Ma con risultati pari a zero. Dopo una grande serie contro Detroit, Joe Thornton è tornato a soffrire l'asfissiante marcatura degli avversari, concludendo con il misero bottino di un assist in quattro partite. Joe Pavelski, dal canto suo, ha trascinato praticamente da solo la squadra contro Colorado, ma si è spento progressivamente.
L'unico aspetto tattico che Todd McLellan non ha modificato, e forse si è trattato di un errore, è stata la difesa a sette terzini, una soluzione alla quale di solito si ricorre per distribuire più equamente i minuti di ghiaccio e non caricare troppo i grossi calibri. Ma in questo caso, Jason Demers ha giocato un totale di circa 24 minuti nelle quattro partite contro i Blackhawks, più o meno quanto i vari Rob Blake, Dan Boyle e Marc-Edouard Vlasic giocano in una sola gara. Oltre a non dare benefici a livello di minutaggio, la rotazione di sette difensori ha ovviamente obbligato gli squali a schierare solo undici attaccanti. Di volta in volta, un esponente delle prime tre linee era costretto ad andare a completare la quarta con Jamie McGinn e Scott Nichol. Con il senno di poi (ma con il senno di poi siamo tutti grandi allenatori), era forse meglio escludere Jason Demers e convocare Dwight Helminen o Jed Ortmeyer, in modo da poter far girare terzetti offensivi completi e tenere alto il ritmo.

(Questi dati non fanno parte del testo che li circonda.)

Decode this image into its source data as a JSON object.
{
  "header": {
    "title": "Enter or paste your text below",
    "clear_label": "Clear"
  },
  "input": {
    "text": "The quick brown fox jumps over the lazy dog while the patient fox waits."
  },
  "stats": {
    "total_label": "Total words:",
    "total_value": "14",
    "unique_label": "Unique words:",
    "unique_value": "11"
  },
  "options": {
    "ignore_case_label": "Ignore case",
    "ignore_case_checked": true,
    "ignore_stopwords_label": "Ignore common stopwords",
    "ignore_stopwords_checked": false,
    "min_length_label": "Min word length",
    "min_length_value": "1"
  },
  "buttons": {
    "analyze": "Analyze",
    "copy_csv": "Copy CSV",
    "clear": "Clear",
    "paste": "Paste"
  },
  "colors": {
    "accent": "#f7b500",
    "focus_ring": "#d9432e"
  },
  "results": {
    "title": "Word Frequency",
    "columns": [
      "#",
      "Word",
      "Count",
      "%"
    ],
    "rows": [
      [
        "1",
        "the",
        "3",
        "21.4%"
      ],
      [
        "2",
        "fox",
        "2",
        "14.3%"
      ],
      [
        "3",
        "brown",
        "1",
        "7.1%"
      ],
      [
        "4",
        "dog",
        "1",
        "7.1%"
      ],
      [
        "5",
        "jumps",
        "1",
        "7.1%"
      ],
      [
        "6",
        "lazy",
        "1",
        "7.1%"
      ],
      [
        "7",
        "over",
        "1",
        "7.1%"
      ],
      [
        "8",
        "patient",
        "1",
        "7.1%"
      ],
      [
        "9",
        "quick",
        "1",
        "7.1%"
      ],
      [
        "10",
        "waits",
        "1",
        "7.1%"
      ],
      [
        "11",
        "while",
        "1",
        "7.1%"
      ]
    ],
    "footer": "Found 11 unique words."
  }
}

A prescindere da tutti questi discorsi, i Chicago Blackhawks sono approdati alla finalissima perché si sono dimostrati la squadra più forte. Della compagine di Joà«l Quenneville ha impressionato la capacità di gestire i (pochi) momenti di difficoltà . Non ha mai forzato le operazioni, non si è mai lasciata sopraffare dal nervosismo. Ha continuato a proporre il suo gioco, consapevole che prima o poi ne avrebbe raccolto i frutti.
Come avevamo previsto in sede di analisi della sfida, Dustin Byfuglien è stato decisivo, realizzando ben tre reti vincenti, tra cui quella al supplementare di Gara 3. I San José Sharks hanno modificato il loro approccio nel corso della serie: nelle prime due partite, Doug Murray o Rob Blake ingaggiavano duelli senza esclusione di colpi per spostarlo dallo slot, ma non facevano altro che aumentare le difficoltà di Evgeni Nabokov, che doveva individuare il disco attraverso un groviglio di corpi. Così, dalla terza partita, gli squali hanno lasciato che Dustin Byfuglien si parcheggiasse davanti al portiere russo e hanno tentato di tagliargli i rifornimenti, chiudendo le traiettorie dei tiri e degli appoggi dalla linea blu. Ma anche la seconda soluzione è servita a poco.
E che dire del trio Dave Bolland, Kris Versteeg e Andrew Ladd? Semplicemente straordinario, la vera arma in più dei Blackhawks. Certo, Jonathan Toews e Patrick Kane si sono riproposti su livelli eccezionali, ma la terza linea d'attacco di Joà«l Quenneville si è tolta lo sfizio di annichilire quella di Joe Thornton e di contribuire offensivamente con reti pesantissime, come quella del 2 a 2 di Dave Bolland in Gara 4. I tifosi della franchigia dell'Illinois possono toccare ferro, ma questo terzetto ricorda maledettamente la linea composta da Samuel Pahlsson, Travis Moen e Rob Niedermayer che nel 2007 condusse gli Anaheim Ducks alla conquista della Stanley Cup.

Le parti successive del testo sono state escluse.